La France pousse le programme Ariane
Dès l’arrêt d’Europa, le CNES réfléchit à des solutions d’avenir. Sur le plan technique, l’idée est de réutiliser les recherches menées sur le premier étage d’Europa-3, abandonné avant de voir le jour, mais aussi de capitaliser sur Diamant BP4. Le projet prend alors la forme du L3S, Lanceur de 3e génération de Substitution, capable d’atteindre l’orbite géostationnaire. Néanmoins, son financement est trop lourd pour l'Etat français, qui a donc encore besoin d’un partenariat européen.

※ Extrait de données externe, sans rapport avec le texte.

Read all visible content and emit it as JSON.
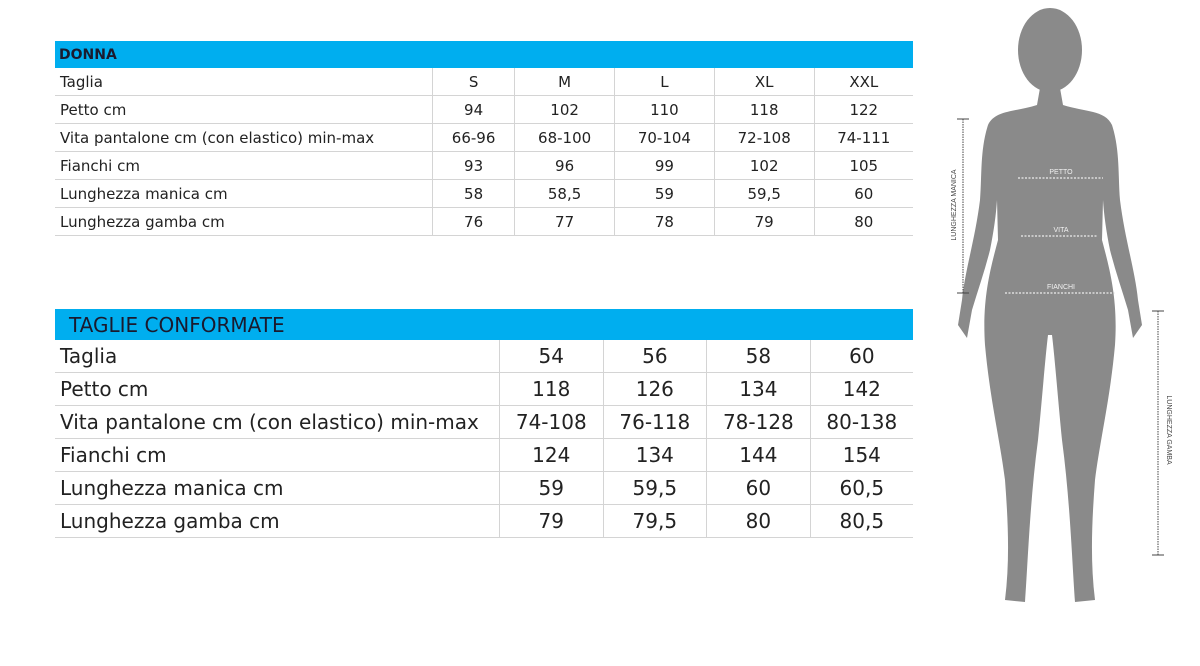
{
  "donna": {
    "title": "DONNA",
    "rows": [
      {
        "label": "Taglia",
        "values": [
          "S",
          "M",
          "L",
          "XL",
          "XXL"
        ]
      },
      {
        "label": "Petto cm",
        "values": [
          "94",
          "102",
          "110",
          "118",
          "122"
        ]
      },
      {
        "label": "Vita pantalone cm (con elastico) min-max",
        "values": [
          "66-96",
          "68-100",
          "70-104",
          "72-108",
          "74-111"
        ]
      },
      {
        "label": "Fianchi cm",
        "values": [
          "93",
          "96",
          "99",
          "102",
          "105"
        ]
      },
      {
        "label": "Lunghezza manica cm",
        "values": [
          "58",
          "58,5",
          "59",
          "59,5",
          "60"
        ]
      },
      {
        "label": "Lunghezza gamba cm",
        "values": [
          "76",
          "77",
          "78",
          "79",
          "80"
        ]
      }
    ]
  },
  "conformate": {
    "title": "TAGLIE CONFORMATE",
    "rows": [
      {
        "label": "Taglia",
        "values": [
          "54",
          "56",
          "58",
          "60"
        ]
      },
      {
        "label": "Petto cm",
        "values": [
          "118",
          "126",
          "134",
          "142"
        ]
      },
      {
        "label": "Vita pantalone cm (con elastico) min-max",
        "values": [
          "74-108",
          "76-118",
          "78-128",
          "80-138"
        ]
      },
      {
        "label": "Fianchi cm",
        "values": [
          "124",
          "134",
          "144",
          "154"
        ]
      },
      {
        "label": "Lunghezza manica cm",
        "values": [
          "59",
          "59,5",
          "60",
          "60,5"
        ]
      },
      {
        "label": "Lunghezza gamba cm",
        "values": [
          "79",
          "79,5",
          "80",
          "80,5"
        ]
      }
    ]
  },
  "figure": {
    "petto": "PETTO",
    "vita": "VITA",
    "fianchi": "FIANCHI",
    "manica": "LUNGHEZZA MANICA",
    "gamba": "LUNGHEZZA GAMBA"
  },
  "colors": {
    "header": "#00aeef",
    "silhouette": "#8a8a8a"
  }
}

Or, dans le même temps, les anciens partenaires d’Europa se lancent dans d’autres projets. Le Royaume-Uni travaille sur des satellites de communication maritime, tandis que les Allemands et les Italiens développent Spacelab, un module scientifique destiné à la future navette spatiale américaine, qui se profile déjà.
L’accord permettant de financer parallèlement tous ces projets ne sera trouvé qu’en 1973. Il engage onze pays et permet la création de l’Agence Spatiale Européenne, l’ESA. La France s’engage alors à financer 60 % du nouveau lanceur spatial, ainsi que les éventuels dépassements budgétaires. En contrepartie, elle obtient la maîtrise d’œuvre et la maîtrise d’ouvrage du programme, via le CNES et Aérospatiale. Cette prise en main par doit permettre d’éviter que ne se reproduise la cacophonie technique et les échecs du programme Europa.
Dès l’année suivante, le programme sera toutefois ralenti en raison de la crise budgétaire. Paris doit alors choisir entre son programme national Diamant et le nouveau programme européen baptisé Ariane. Dès l’année suivante, la décision tombe : Diamant est annulé, et le prochain vol spatial depuis Kourou sera Ariane 1.
Ariane 1 : le succès surprise de la nouvelle ESA
D’un point de vue technique, la nouvelle fusée Ariane 1 est une véritable révolution pour l’Europe. Pour la première fois, le lanceur est conçu dès le départ pour viser l’orbite géostationnaire, et non pas dérivé d’un missile nucléaire. Le développement du troisième étage cryotechnique, fonctionnant à l’hydrogène et à l’oxygène liquide, est également un véritable défi technique.
La fusée pèse 210 tonnes, et peut placer 1,8 tonnes en orbite de transfert géostationnaire. Une sacrée performance, comparée à Europa ou Diamant, mais qui ne fait pas l’unanimité, notamment du côté des Britanniques qui regardent de près la navette spatiale américaine en cours de développement. De fait, en 1977, seuls trois clients se sont manifestés pour la nouvelle fusée.
Tout changera à la fin de cette même année, quand Intelsat signe pour deux lancements sur Ariane. Un coup dur pour Washington, qui espérait un contrat majeur avec la navette spatiale.
La fin de la suprématie américaine sur les lancements commerciaux est actée la veille de Noël 1979, quand Ariane 1 effectue son premier vol d’essai en présence du président de la République Valéry Giscard d’Estaing. Elle démontre alors sa capacité à atteindre l’orbite de transfert géostationnaire avec une charge d’essai. En mars 1980, le CNES et l’ESA créent une nouvelle entité commerciale, Arianespace, destinée à promouvoir Ariane. Sur ses onze vols opérationnels, Ariane 1 ne connaîtra que deux échecs, qui concerneront malheureusement le premier vol institutionnel puis le premier vol commercial. Néanmoins, les coûts réduits du lanceur et ses bonnes performances générales permettront de consolider le succès à venir d’Arianespace et de l’ESA.